How the Italian violin became a historical and collectible commodity

All these craftsmen played a part in defining the 19th century violin, albeit based entirely on the designs of Stradivari and, to only a slightly lesser extent, del Gesù. As part of their craft, these makers, and in particular the entrepreneurial Vuillaume, became dealers, researchers and historians. There was a general realisation by makers that something had been lost in the previous century, whether it was a secret recipe or a particular approach, that needed to be rediscovered. A new breed of copyists and even forgers took over from the artisans of the past who had unselfconsciously produced instruments in their own idiosyncratic style. The pool of old and valuable instruments had increased to such an extent that there was more profit to be made in dealing and imitating old violins than in making new ones. The emphasis of the violin makers business shifted decisively towards old instruments as collectible and valuable items as much as tools of the working musician.

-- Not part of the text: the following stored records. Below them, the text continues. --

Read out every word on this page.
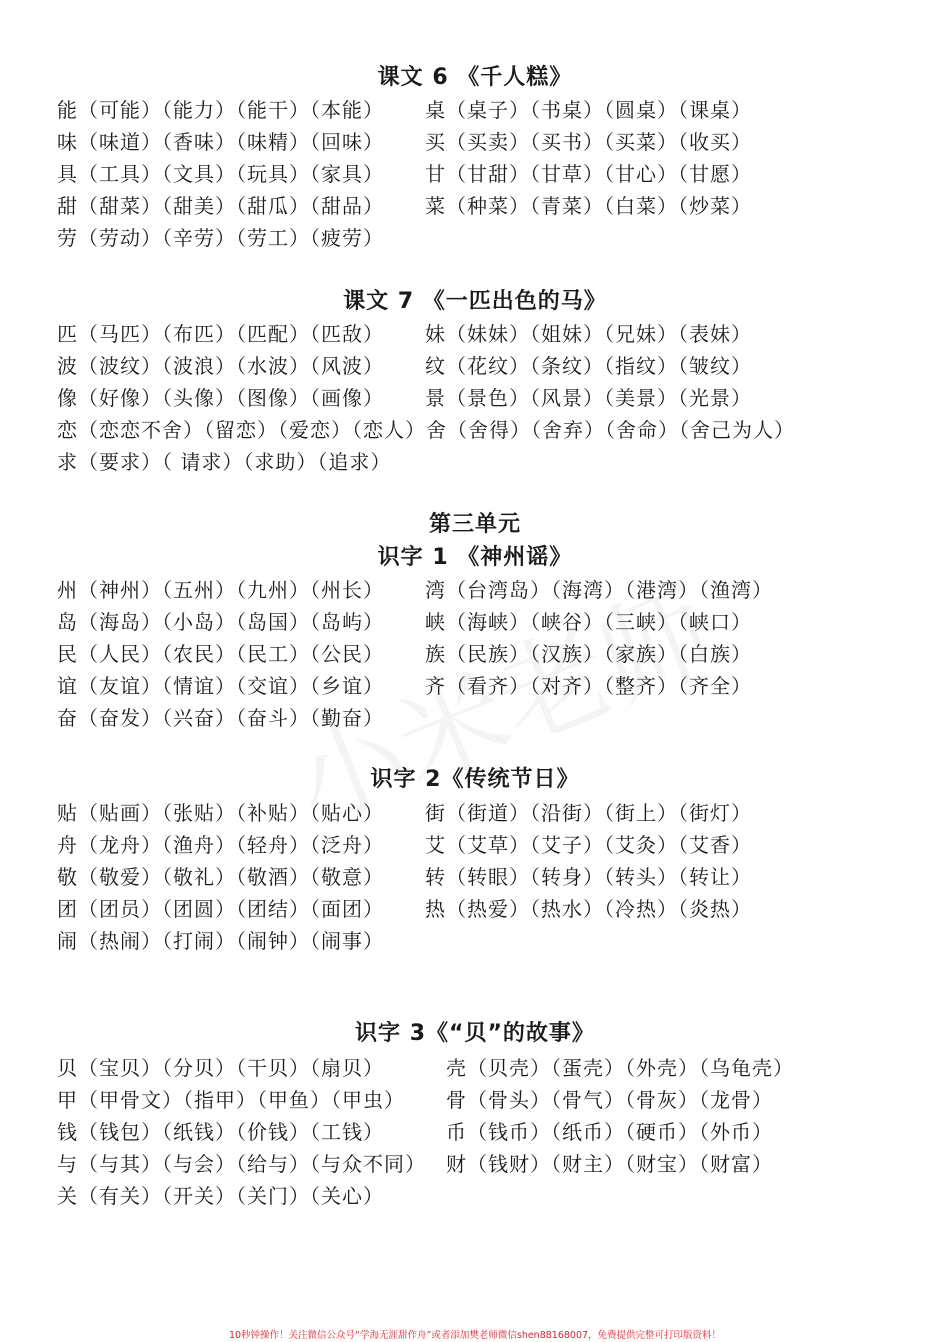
课文 6 《千人糕》
能（可能）（能力）（能干）（本能） 桌（桌子）（书桌）（圆桌）（课桌）
味（味道）（香味）（味精）（回味） 买（买卖）（买书）（买菜）（收买）
具（工具）（文具）（玩具）（家具） 甘（甘甜）（甘草）（甘心）（甘愿）
甜（甜菜）（甜美）（甜瓜）（甜品） 菜（种菜）（青菜）（白菜）（炒菜）
劳（劳动）（辛劳）（劳工）（疲劳）
课文 7 《一匹出色的马》
匹（马匹）（布匹）（匹配）（匹敌） 妹（妹妹）（姐妹）（兄妹）（表妹）
波（波纹）（波浪）（水波）（风波） 纹（花纹）（条纹）（指纹）（皱纹）
像（好像）（头像）（图像）（画像） 景（景色）（风景）（美景）（光景）
恋（恋恋不舍）（留恋）（爱恋）（恋人）舍（舍得）（舍弃）（舍命）（舍己为人）
求（要求）（ 请求）（求助）（追求）
第三单元
识字 1 《神州谣》
州（神州）（五州）（九州）（州长） 湾（台湾岛）（海湾）（港湾）（渔湾）
岛（海岛）（小岛）（岛国）（岛屿） 峡（海峡）（峡谷）（三峡）（峡口）
民（人民）（农民）（民工）（公民） 族（民族）（汉族）（家族）（白族）
谊（友谊）（情谊）（交谊）（乡谊） 齐（看齐）（对齐）（整齐）（齐全）
奋（奋发）（兴奋）（奋斗）（勤奋）
识字 2《传统节日》
贴（贴画）（张贴）（补贴）（贴心） 街（街道）（沿街）（街上）（街灯）
舟（龙舟）（渔舟）（轻舟）（泛舟） 艾（艾草）（艾子）（艾灸）（艾香）
敬（敬爱）（敬礼）（敬酒）（敬意） 转（转眼）（转身）（转头）（转让）
团（团员）（团圆）（团结）（面团） 热（热爱）（热水）（冷热）（炎热）
闹（热闹）（打闹）（闹钟）（闹事）
识字 3《“贝”的故事》
贝（宝贝）（分贝）（干贝）（扇贝）	壳（贝壳）（蛋壳）（外壳）（乌龟壳）
甲（甲骨文）（指甲）（甲鱼）（甲虫） 骨（骨头）（骨气）（骨灰）（龙骨）
钱（钱包）（纸钱）（价钱）（工钱）	币（钱币）（纸币）（硬币）（外币）
与（与其）（与会）（给与）（与众不同） 财（钱财）（财主）（财宝）（财富）
关（有关）（开关）（关门）（关心）
10秒钟操作！关注微信公众号“学海无涯甜作舟”或者添加樊老师微信shen88168007，免费提供完整可打印版资料！
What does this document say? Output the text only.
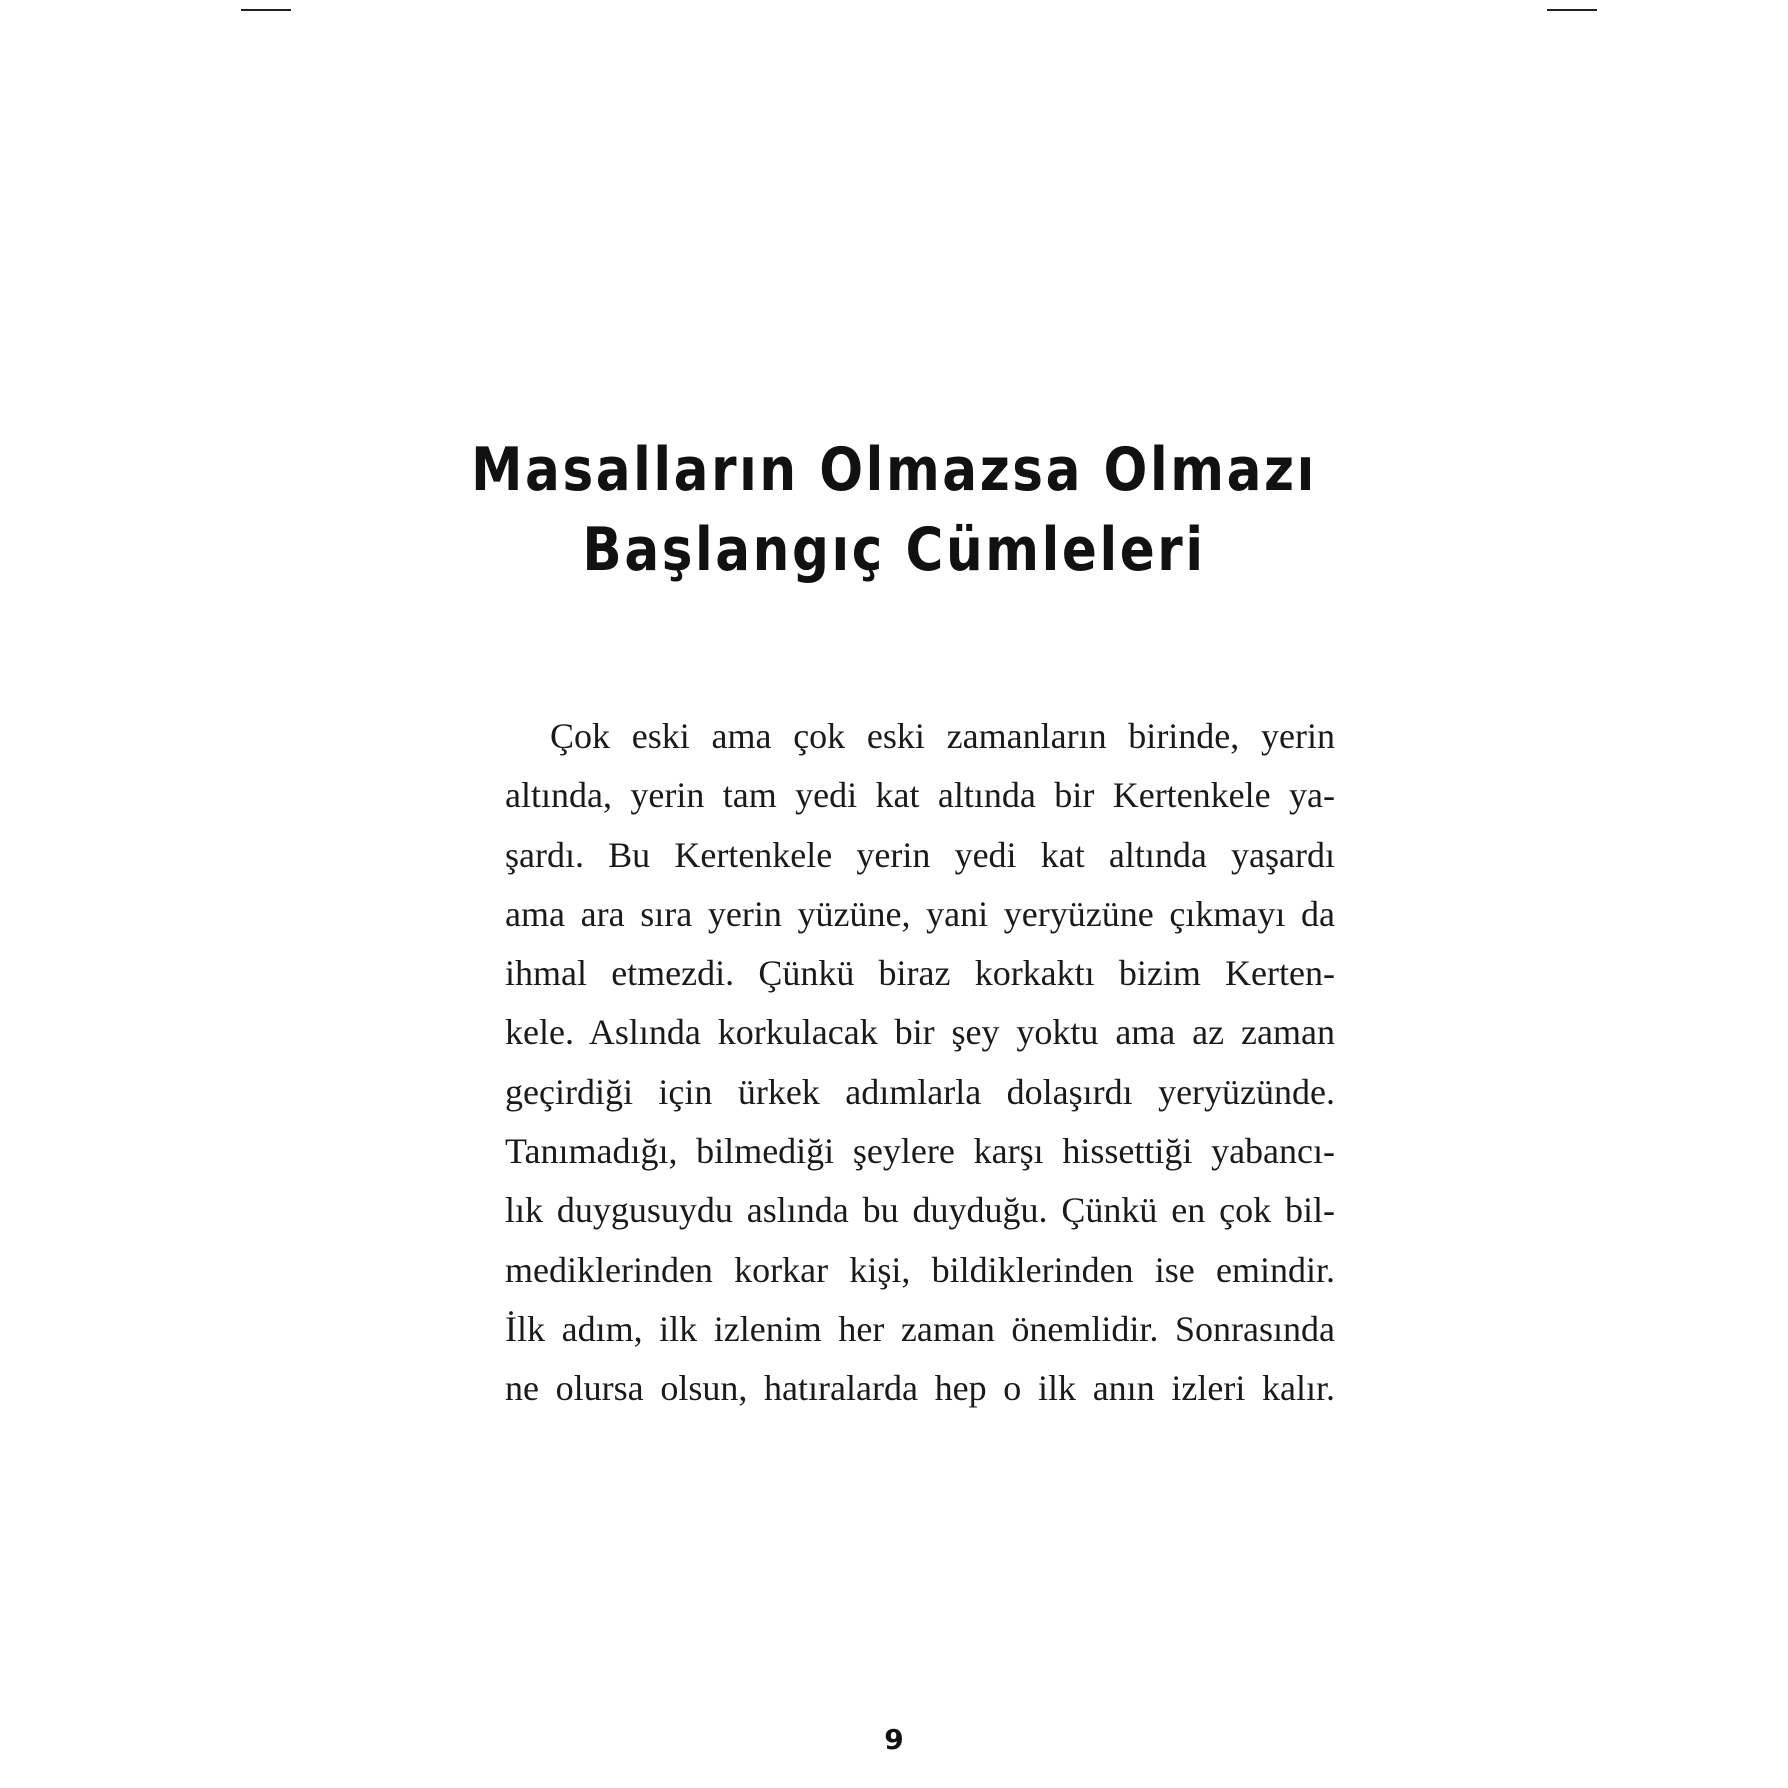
Masalların Olmazsa Olmazı
Başlangıç Cümleleri
Çok eski ama çok eski zamanların birinde, yerin
altında, yerin tam yedi kat altında bir Kertenkele ya-
şardı. Bu Kertenkele yerin yedi kat altında yaşardı
ama ara sıra yerin yüzüne, yani yeryüzüne çıkmayı da
ihmal etmezdi. Çünkü biraz korkaktı bizim Kerten-
kele. Aslında korkulacak bir şey yoktu ama az zaman
geçirdiği için ürkek adımlarla dolaşırdı yeryüzünde.
Tanımadığı, bilmediği şeylere karşı hissettiği yabancı-
lık duygusuydu aslında bu duyduğu. Çünkü en çok bil-
mediklerinden korkar kişi, bildiklerinden ise emindir.
İlk adım, ilk izlenim her zaman önemlidir. Sonrasında
ne olursa olsun, hatıralarda hep o ilk anın izleri kalır.
9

Violins had long been valued both as antiques and mature instruments. Old lutes with a ripe tone were prized more highly than new ones even in the 16th and 17th centuries, and the same notion quickly attached to violins. The sound of stringed instruments unarguably improves with age, but an instrument must be made with a certain delicacy in order to resonate freely. And if made too lightly or carelessly, the instrument will not last long enough to benefit from the effects of time. One of the most important aspects of Andrea Amati’s design for the violin was its strength and durability. Fragile old lutes quickly became irreparable, but violins with their strong, architecturally arched plates and protective overhang around the ribs are not only resilient, but almost endlessly repairable. The rib margin allows the plates to be removed relatively easily, repairs made, and the parts reassembled with considerable tolerance for the shifting tensions and dimensions of such a highly stressed wooden structure. Old violins have survived for far longer than lutes or viols. There are practical limits to the number of times a violin can be rescued from accidental damage, but so far there is no evidence that one can be played-out or exhausted.

J.B. Vuillaume

Demand reached new heights when the great Italian players Viotti and Paganini became celebrities

1968 catalogue entry for ex-Viotti; ex-Marie Hall Stradivari violin
The 1968 Sotheby's catalogue entry for the 'ex-Viotti; ex-Marie-Hall' Stradivari violin, 1709. It was the world record price for a musical instrument at the time, selling for £22,000.
Nicolò Paganini with his ‘Canon’ del Gesù. The popularity of Paganini and Viotti in the late 18th century increased the demand for 18th century Italian instruments, particularly those made in Cremona

Such enduring quality is obviously a stimulus to investment. As the value of old violins steadily increased, interest shifted from the new products of the workshop to the stock of the dealer’s showroom. Demand reached new heights when the great Italian players Viotti and Paganini became celebrities, in all the modern senses of the word, throughout Europe. Viotti, the ‘father of modern violin technique’, played throughout Europe in the late 18th century and settled in London, where he died in 1829. Paganini came soon after, playing his first concerts to astonished audiences outside Italy in the 1830s. Both men were closely identified with the Stradivari and Guarneri instruments they played, and they stimulated a new market for Cremonese violins. Collecting and acquiring old instruments simply for their status and investment value developed. With this, the unique position of the Italian violin as a supreme instrument of music, a piece of individual craftsmanship of unrivalled beauty, a historical and collectible object, and to top it all, a copper-bottomed investment, was secured.

The names every investor, player and collector knows and looks for are Italian, and the most resonant of them all are Stradivari and Cremona.